Department of Cardiology, St Georges Hospital, London, United Kingdom.
JACC Cardiovasc Interv. 2022 Jan 10;15(1):39-49. doi: 10.1016/j.jcin.2021.09.039.
The authors used the BCIS (British Cardiovascular Intervention Society) database to define the factors associated with percutaneous coronary intervention (PCI) procedural complexity.
Complex high-risk indicated percutaneous coronary intervention (CHIP-PCI) is an emerging concept that is poorly defined.

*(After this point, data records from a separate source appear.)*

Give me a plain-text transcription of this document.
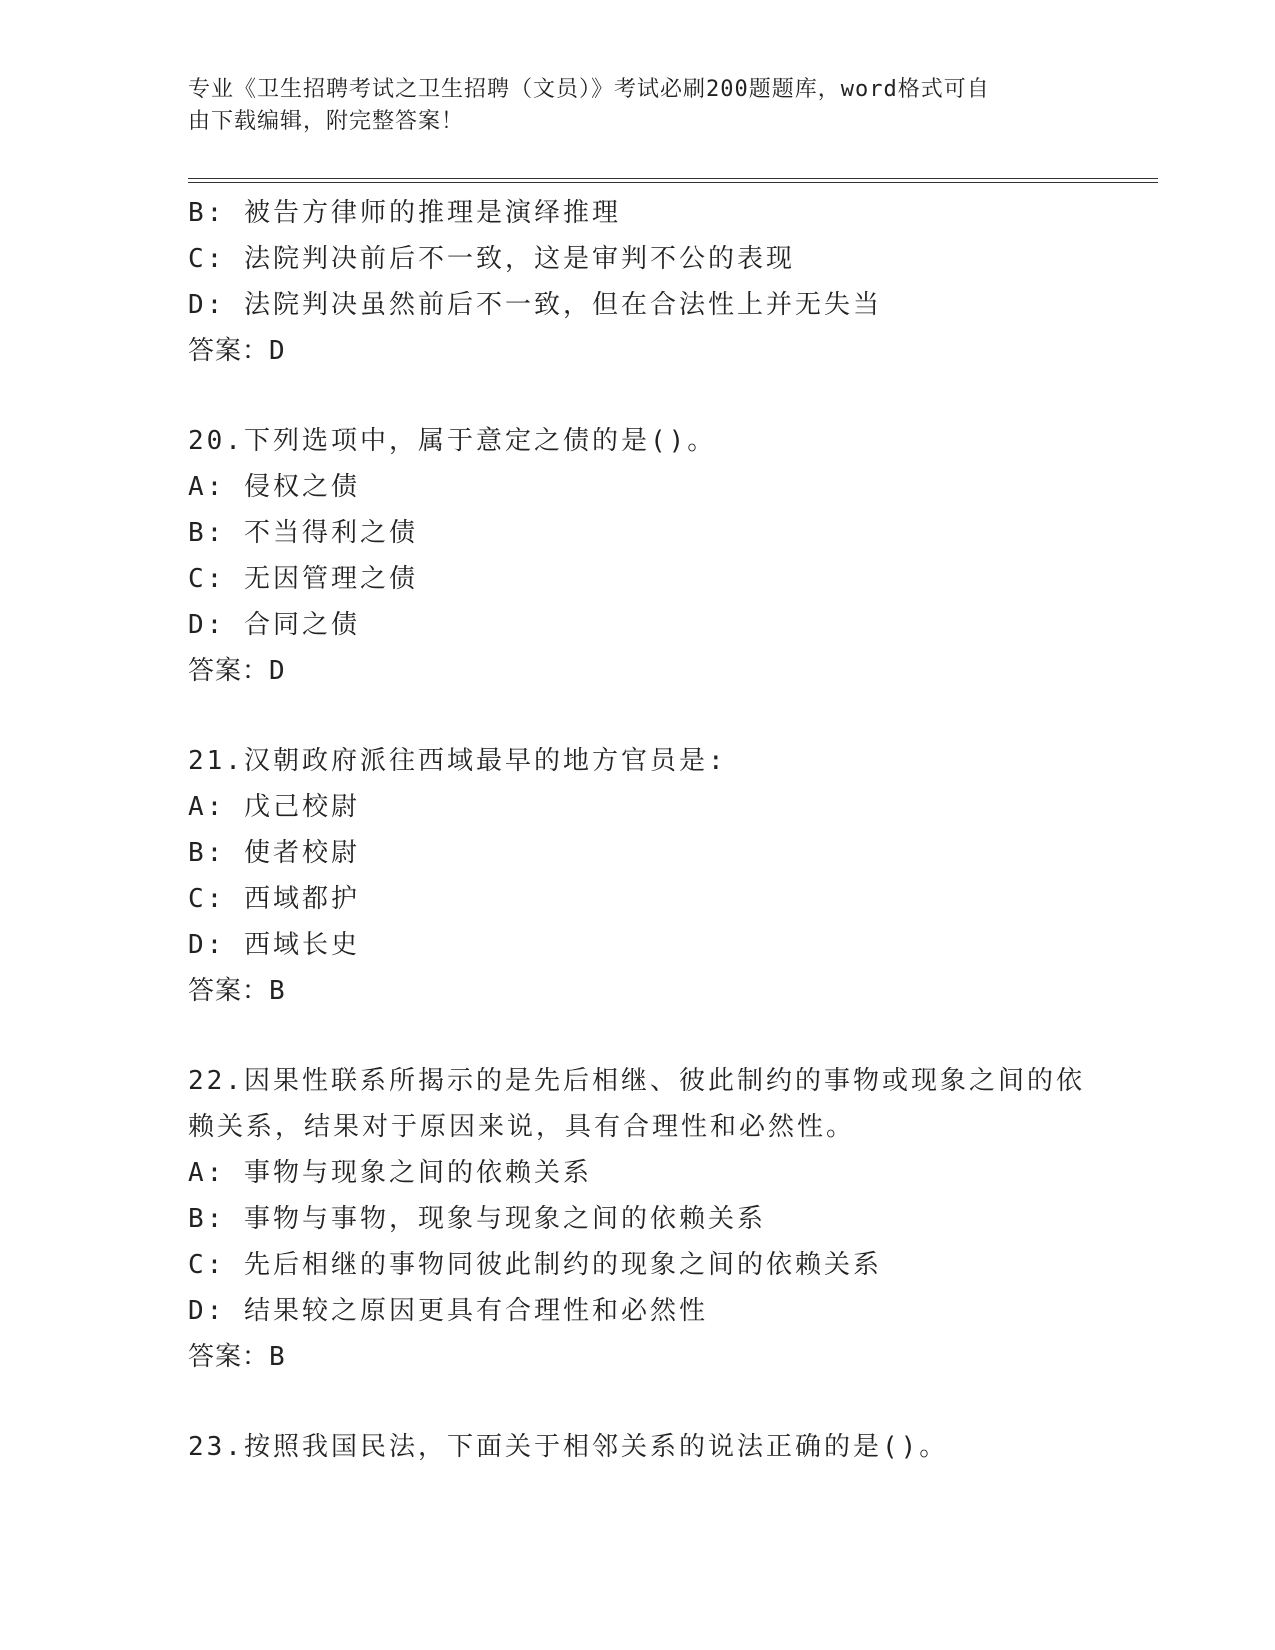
专业《卫生招聘考试之卫生招聘（文员）》考试必刷200题题库，word格式可自
由下载编辑，附完整答案！
B: 被告方律师的推理是演绎推理
C: 法院判决前后不一致，这是审判不公的表现
D: 法院判决虽然前后不一致，但在合法性上并无失当
答案：D
20.下列选项中，属于意定之债的是()。
A: 侵权之债
B: 不当得利之债
C: 无因管理之债
D: 合同之债
答案：D
21.汉朝政府派往西域最早的地方官员是:
A: 戊己校尉
B: 使者校尉
C: 西域都护
D: 西域长史
答案：B
22.因果性联系所揭示的是先后相继、彼此制约的事物或现象之间的依
赖关系，结果对于原因来说，具有合理性和必然性。
A: 事物与现象之间的依赖关系
B: 事物与事物，现象与现象之间的依赖关系
C: 先后相继的事物同彼此制约的现象之间的依赖关系
D: 结果较之原因更具有合理性和必然性
答案：B
23.按照我国民法，下面关于相邻关系的说法正确的是()。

The BCIS (British Cardiovascular Intervention Society) database was used to study all PCI procedures in the United Kingdom 2006-2016. A multiple logistic regression model was developed to identify variables associated with in-hospital major adverse cardiac or cerebrovascular events (MACCE) and to construct a CHIP score. The cumulative effect of this score on patient outcomes was examined.
A total of 313,054 patients were included. Seven patient factors (age ≥80 years, female sex, previous stroke, previous myocardial infarction, peripheral vascular disease, ejection fraction <30%, and chronic renal disease) and 6 procedural factors (rotational atherectomy, left main PCI, 3-vessel PCI, dual arterial access, left ventricular mechanical support, and total lesion length >60 mm) were associated with increased in-hospital MACCE and defined as CHIP factors. The mean CHIP score/case for all PCIs increased significantly from 1.06 ± 1.32 in 2006 to 1.49 ± 1.58 in 2016 (P < 0.001 for trend). A CHIP score of 5 or more was present in 2.5% of procedures in 2006 increasing to 5.3% in 2016 (P < 0.001 for trend). Overall in-hospital MACCE was 0.6% when the CHIP score was 0 compared with 1.2% with any CHIP factor present (P < 0.001). As the CHIP score increased, an exponential increase in-hospital MACCE was observed. The cumulative MACCE for procedures associated with a CHIP score 4+ or above was 3.2%, and for a CHIP score 5+ was 4.4%. All other adverse clinical outcomes were more likely as the CHIP score increased.
Seven patient factors and 6 procedural factors were associated with adverse in-hospital MACCE and defined as CHIP factors. Use of a CHIP score might be a future target for risk modification.
作者利用英国心血管介入学会(BCIS)数据库定义与经皮冠状动脉介入治疗(PCI)手术复杂性相关的因素。
高风险经皮冠状动脉介入治疗(CHIP-PCI)是一个新兴概念,目前尚未得到很好的定义。
利用 BCIS 数据库研究了 2006 年至 2016 年英国所有的 PCI 手术。建立了多变量逻辑回归模型,以确定与住院期间主要不良心脏或脑血管事件(MACCE)相关的变量,并构建 CHIP 评分。分析该评分对患者结局的累积影响。
共纳入 313054 例患者。7 项患者因素(年龄≥80 岁、女性、既往卒中、既往心肌梗死、外周血管疾病、射血分数<30%和慢性肾脏疾病)和 6 项手术相关因素(旋磨术、左主干 PCI、三血管 PCI、双动脉入路、左心室机械支持和总病变长度>60mm)与住院期间 MACCE 增加相关,被定义为 CHIP 因素。所有 PCI 的平均 CHIP 评分/例数从 2006 年的 1.06±1.32 显著增加至 2016 年的 1.49±1.58(趋势 P<0.001)。2006 年 2.5%的手术中 CHIP 评分为 5 分或更高,2016 年增加至 5.3%(趋势 P<0.001)。CHIP 评分为 0 时,住院期间总 MACCE 为 0.6%,而任何 CHIP 因素存在时为 1.2%(P<0.001)。随着 CHIP 评分的增加,住院期间 MACCE 呈指数增加。CHIP 评分 4+或更高的手术累积 MACCE 为 3.2%,CHIP 评分 5+为 4.4%。随着 CHIP 评分的增加,其他所有不良临床结局发生的可能性也随之增加。
7 项患者因素和 6 项手术相关因素与住院期间不良 MACCE 相关,被定义为 CHIP 因素。使用 CHIP 评分可能是未来风险修正的目标。